The coalition of 17 states will pursue litigation against prominent oil companies such as ExxonMobil, which is already being investigated for alleged climate related fraud by Schneiderman.
According to Inside Climate News, back in the 70s, the oil giant’s research found that “carbon dioxide from the world’s use of fossil fuels would warm the planet and could eventually endanger humanity,” and then:
Toward the end of the 1980s, Exxon curtailed its carbon dioxide research. In the decades that followed, Exxon worked instead at the forefront of climate denial. It put its muscle behind efforts to manufacture doubt about the reality of global warming its own scientists had once confirmed. It lobbied to block federal and international action to control greenhouse gas emissions.
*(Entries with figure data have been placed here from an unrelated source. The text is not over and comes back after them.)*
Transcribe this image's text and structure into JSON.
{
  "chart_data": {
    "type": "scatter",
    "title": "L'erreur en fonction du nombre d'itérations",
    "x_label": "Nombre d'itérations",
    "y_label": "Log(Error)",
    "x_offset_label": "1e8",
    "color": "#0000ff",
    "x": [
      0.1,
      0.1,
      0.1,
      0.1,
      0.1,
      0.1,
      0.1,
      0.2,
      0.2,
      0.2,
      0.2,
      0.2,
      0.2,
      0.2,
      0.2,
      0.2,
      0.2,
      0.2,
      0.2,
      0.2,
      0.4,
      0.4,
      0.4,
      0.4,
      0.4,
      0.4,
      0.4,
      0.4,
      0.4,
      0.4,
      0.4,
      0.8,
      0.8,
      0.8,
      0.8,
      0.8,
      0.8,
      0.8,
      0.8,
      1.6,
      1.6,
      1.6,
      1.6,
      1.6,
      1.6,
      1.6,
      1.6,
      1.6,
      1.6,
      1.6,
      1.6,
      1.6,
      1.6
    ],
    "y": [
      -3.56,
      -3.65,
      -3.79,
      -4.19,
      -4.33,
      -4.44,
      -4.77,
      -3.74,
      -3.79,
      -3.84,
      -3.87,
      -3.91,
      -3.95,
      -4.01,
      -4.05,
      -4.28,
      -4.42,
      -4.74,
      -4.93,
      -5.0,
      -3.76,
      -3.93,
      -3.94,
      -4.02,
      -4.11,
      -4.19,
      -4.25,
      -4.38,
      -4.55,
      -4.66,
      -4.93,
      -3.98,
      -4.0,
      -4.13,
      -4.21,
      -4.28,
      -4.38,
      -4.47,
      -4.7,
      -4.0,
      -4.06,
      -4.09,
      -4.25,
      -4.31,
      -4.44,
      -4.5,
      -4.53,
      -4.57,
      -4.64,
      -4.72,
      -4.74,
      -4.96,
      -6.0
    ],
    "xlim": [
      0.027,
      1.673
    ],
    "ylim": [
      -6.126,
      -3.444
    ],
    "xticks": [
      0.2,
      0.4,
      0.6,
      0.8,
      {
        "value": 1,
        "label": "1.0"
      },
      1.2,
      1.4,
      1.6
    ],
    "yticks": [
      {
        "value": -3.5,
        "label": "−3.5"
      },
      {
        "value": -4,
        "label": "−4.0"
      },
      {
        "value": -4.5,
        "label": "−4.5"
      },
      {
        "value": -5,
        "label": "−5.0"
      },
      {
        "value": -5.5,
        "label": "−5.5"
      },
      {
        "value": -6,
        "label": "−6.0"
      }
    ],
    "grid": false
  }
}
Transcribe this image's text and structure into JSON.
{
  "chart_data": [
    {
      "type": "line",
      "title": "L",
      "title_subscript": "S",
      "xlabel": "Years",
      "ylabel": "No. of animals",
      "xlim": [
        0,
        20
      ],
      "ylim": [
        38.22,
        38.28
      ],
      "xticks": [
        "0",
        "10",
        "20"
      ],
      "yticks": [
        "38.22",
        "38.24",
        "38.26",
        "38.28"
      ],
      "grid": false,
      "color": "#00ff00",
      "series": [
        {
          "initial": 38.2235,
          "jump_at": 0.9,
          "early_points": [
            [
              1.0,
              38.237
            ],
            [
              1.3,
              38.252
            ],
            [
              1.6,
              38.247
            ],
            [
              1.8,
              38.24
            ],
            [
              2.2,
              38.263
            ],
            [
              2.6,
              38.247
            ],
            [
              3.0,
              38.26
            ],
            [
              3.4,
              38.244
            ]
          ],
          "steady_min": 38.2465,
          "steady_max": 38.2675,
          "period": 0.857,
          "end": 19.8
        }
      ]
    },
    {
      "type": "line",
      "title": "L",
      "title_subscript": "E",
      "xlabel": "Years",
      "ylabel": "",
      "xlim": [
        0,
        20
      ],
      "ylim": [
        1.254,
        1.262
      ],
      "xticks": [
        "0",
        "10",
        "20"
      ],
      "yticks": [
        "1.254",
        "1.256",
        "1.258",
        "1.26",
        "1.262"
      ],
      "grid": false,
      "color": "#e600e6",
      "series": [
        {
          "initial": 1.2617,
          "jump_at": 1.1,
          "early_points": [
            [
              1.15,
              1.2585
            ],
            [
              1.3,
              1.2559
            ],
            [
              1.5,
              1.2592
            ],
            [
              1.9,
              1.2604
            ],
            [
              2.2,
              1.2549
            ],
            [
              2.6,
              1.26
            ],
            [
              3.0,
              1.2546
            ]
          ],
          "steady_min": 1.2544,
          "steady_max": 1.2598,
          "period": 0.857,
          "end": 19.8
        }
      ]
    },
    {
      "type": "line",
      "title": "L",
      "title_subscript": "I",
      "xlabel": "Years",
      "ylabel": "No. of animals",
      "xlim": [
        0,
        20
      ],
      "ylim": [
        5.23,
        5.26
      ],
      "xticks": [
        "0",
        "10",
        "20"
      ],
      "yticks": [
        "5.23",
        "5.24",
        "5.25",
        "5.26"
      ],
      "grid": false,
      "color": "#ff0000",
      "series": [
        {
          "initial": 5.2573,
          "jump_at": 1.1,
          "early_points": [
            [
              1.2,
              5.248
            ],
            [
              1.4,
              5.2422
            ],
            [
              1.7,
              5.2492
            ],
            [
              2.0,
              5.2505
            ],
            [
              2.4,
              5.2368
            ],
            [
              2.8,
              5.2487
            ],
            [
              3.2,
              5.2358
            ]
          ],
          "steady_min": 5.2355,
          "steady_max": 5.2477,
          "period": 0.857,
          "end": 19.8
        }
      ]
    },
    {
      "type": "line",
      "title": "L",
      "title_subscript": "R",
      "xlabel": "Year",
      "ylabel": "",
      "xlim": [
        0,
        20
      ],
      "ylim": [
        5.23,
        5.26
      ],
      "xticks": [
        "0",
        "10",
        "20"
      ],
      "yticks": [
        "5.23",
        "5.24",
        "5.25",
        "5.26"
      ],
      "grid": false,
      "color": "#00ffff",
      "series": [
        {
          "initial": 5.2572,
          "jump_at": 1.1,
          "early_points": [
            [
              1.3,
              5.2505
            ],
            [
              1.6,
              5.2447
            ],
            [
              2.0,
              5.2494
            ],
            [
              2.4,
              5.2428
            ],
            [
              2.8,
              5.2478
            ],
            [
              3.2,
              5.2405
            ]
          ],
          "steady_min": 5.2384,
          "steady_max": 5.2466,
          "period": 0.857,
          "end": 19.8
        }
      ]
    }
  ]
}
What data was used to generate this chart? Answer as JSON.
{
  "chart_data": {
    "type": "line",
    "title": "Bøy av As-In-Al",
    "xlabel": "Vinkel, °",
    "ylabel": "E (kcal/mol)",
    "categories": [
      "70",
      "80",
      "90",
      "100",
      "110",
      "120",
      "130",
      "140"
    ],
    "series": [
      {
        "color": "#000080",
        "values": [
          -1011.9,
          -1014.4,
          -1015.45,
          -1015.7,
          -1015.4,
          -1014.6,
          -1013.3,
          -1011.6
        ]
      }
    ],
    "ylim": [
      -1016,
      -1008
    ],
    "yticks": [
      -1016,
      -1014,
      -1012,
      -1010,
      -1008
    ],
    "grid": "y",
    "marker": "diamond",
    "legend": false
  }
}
It helped to erect a vast edifice of misinformation that stands to this day.
A 2013 study found that a mere 90 of the world’s leading fossil fuel companies are responsible for 63 per cent of all greenhouse gases released into the atmosphere between 1751 and 2010. According to the study, these companies currently “possess fossil fuel reserves that will, if produced and emitted, intensify anthropogenic climate change.”
The Americans’ pursuit of deep-pocketed climate deniers is likely to resonate with progressive Canadians.
In December, Stephen Lewis, the former Canadian Ambassador to the UN and chair of the 1988 World Conference on the Changing Atmosphere, and five other prominent Canadians, called on the Commissioner of Competition to investigate climate change deniers.
The group’s complaint (pdf) accused climate deniers of hindering “the ability of Canadians to make rational, informed decisions” about climate change science by manufacturing and spreading “false and misleading representations.”
The latest report from the Parliamentary Budget Officer, Jean-Denis Fréchette, pegs the annual public cost of climate change-related “weather events”, including hurricanes, convective storms (wind, rain and hail), winter storms and floods, at $4.92 billion.